Il est vrai que le Boutefeu, lui aussi, a adopté dans ce débat la position nominaliste... jusqu’à la rencontre de Turin. La querelle reste en suspens, si les nomina et les res ne coïncident pas dans les dieux. En outre, l’historien n’a pas le droit de s’échiner dans les labeurs de la pensée ; son champ, ce sont les faits. C’est pourquoi, au luminar, je pratique surtout la physiognomonie.

Lorsque ce vieux renard d’Eumène, fondateur de notre cité, passa pour mort, après quelque engagement, son frère n’eut rien de plus pressé que de s’emparer du pouvoir et d’épouser la souveraine. Quand les deux frères se retrouvèrent, le faux mort embrassa son cadet et lui chuchota à l’oreille : « La prochaine fois, ne te marie pas avant d’avoir vu mon cadavre. »

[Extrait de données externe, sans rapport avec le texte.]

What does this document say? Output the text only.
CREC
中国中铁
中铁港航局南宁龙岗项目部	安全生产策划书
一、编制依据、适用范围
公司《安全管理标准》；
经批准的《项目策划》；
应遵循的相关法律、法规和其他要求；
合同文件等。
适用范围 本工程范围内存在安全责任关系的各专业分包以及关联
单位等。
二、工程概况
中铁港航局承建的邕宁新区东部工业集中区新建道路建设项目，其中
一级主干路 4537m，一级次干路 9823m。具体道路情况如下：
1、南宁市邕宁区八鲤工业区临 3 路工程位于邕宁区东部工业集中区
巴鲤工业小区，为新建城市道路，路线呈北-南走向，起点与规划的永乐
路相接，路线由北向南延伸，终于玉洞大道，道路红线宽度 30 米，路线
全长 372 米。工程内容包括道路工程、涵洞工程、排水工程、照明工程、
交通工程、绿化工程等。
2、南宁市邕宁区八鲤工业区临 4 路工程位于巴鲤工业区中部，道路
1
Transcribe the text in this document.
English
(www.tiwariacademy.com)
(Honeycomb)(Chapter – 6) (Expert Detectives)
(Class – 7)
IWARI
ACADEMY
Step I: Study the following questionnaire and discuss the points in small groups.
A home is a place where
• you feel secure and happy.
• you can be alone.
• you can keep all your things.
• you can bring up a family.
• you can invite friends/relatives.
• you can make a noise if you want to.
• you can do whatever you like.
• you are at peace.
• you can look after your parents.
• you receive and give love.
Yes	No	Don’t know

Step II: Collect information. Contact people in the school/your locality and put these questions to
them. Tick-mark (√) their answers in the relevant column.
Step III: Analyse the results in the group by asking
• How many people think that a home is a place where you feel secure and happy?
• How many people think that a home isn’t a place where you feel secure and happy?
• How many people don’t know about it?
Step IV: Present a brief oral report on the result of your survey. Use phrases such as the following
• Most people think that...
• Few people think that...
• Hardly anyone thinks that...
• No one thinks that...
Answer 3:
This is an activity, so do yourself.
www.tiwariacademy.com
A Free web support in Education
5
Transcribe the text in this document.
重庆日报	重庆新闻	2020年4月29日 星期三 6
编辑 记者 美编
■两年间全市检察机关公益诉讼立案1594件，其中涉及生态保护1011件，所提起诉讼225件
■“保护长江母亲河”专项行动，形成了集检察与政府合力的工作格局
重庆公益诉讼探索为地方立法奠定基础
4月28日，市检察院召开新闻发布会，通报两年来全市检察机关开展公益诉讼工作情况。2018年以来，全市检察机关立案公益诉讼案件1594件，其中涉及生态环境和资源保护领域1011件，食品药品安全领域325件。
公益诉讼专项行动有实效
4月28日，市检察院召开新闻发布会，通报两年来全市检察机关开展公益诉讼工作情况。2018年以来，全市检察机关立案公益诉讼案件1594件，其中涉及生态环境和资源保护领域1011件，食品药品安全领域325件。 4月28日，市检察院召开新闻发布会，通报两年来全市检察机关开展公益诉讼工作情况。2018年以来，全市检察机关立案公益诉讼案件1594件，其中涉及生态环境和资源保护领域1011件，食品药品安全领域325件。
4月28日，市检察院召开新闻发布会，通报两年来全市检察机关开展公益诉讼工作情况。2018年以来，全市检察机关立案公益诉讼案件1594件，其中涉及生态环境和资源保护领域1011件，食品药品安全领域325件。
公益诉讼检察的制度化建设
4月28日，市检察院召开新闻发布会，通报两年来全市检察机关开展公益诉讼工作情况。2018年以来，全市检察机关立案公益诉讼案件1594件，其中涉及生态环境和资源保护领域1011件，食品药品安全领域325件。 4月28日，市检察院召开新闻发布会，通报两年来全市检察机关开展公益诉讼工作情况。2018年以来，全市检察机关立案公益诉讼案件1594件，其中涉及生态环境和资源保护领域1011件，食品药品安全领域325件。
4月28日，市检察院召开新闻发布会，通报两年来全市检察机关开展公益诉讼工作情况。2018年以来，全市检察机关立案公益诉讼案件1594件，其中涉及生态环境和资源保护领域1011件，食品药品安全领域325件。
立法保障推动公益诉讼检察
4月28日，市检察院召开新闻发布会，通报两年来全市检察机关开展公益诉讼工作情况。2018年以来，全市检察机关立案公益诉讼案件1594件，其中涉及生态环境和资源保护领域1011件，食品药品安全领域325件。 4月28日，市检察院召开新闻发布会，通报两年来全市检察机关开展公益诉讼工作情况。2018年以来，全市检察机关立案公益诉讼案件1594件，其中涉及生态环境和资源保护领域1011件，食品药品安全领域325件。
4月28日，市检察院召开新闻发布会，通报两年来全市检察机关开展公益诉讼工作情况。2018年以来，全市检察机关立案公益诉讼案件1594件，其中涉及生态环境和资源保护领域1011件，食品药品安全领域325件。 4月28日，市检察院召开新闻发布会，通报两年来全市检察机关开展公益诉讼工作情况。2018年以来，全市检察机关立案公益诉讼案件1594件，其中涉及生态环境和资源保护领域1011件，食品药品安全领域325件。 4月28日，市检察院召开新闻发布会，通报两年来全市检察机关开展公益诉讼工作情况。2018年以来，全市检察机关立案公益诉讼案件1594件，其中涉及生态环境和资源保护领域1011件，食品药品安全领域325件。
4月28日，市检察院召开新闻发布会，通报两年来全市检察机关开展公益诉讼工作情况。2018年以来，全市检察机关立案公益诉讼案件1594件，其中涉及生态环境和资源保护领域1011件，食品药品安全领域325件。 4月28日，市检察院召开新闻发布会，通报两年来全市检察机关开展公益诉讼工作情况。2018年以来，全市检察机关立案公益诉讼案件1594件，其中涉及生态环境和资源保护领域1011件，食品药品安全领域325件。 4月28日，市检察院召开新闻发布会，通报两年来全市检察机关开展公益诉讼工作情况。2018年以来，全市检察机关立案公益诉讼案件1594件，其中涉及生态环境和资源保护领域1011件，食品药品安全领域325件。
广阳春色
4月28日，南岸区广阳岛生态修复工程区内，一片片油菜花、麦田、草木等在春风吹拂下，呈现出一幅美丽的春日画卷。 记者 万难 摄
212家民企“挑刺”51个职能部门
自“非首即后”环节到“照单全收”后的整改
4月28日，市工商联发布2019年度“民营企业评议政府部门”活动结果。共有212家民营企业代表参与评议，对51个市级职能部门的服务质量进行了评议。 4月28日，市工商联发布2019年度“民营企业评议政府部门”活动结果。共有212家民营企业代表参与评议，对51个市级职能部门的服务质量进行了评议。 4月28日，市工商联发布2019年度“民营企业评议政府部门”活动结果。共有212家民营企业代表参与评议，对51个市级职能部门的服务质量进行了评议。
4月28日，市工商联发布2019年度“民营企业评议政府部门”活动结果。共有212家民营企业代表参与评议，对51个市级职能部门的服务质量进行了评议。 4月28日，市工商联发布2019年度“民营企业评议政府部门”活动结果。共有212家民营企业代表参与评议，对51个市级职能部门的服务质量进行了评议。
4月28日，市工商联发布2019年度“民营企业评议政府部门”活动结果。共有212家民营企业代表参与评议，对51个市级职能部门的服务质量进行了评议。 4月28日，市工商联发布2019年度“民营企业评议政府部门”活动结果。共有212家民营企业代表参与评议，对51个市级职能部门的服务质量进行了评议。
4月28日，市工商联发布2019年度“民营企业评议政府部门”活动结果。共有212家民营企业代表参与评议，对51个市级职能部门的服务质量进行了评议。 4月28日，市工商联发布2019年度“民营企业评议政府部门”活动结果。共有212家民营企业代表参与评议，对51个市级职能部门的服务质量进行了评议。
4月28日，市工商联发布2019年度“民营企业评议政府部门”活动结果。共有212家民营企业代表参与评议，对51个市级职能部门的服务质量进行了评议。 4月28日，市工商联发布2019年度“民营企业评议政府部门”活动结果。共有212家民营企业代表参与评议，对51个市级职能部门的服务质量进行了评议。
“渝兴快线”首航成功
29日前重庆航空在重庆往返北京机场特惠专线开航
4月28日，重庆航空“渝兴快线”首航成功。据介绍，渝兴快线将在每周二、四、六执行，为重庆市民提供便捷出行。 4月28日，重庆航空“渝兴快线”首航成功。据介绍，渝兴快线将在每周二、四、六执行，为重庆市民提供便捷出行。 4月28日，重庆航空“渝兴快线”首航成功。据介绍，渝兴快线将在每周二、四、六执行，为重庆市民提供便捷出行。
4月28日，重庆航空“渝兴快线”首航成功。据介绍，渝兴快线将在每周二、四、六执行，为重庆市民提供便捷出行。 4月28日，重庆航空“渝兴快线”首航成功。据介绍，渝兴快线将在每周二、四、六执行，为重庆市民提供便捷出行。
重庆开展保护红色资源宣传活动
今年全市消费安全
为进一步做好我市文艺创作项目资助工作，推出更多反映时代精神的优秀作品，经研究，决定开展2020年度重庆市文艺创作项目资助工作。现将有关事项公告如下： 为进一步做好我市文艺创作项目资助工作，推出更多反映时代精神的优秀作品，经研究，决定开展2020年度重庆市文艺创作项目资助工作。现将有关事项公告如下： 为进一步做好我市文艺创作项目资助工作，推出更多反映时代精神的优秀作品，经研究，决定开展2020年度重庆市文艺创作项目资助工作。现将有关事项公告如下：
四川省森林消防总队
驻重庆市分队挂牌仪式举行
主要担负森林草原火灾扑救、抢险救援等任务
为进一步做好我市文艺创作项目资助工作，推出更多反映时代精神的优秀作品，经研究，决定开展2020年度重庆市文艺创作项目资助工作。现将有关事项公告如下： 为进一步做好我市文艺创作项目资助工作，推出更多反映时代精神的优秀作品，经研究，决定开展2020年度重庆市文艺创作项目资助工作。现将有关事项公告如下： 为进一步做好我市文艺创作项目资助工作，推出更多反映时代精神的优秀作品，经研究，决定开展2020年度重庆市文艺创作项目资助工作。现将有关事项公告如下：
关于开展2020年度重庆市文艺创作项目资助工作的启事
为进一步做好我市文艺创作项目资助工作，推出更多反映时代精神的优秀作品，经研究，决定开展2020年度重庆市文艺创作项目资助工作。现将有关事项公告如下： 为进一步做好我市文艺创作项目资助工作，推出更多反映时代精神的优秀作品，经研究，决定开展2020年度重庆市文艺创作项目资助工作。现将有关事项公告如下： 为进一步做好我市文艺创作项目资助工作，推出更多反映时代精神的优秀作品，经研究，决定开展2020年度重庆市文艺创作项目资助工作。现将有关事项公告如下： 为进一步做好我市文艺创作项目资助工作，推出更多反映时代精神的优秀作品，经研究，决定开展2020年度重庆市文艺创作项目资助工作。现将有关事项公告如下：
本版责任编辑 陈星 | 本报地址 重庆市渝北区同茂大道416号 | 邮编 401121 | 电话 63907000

Il faut noter à ce propos que le frère d’Eumène se présenta à lui à la tête de la garde et la lance à la main. Bonne représentation... ne fût-ce que l’élan superbe de son geste, lorsqu’il baissa sa lance. Au début du troisième millénaire chrétien, on a vu naître une école d’acteurs qui avaient dépassé la psychologie, ou l’absorbaient entièrement dans l’action, et dont les mérites ont été fixés par le luminar.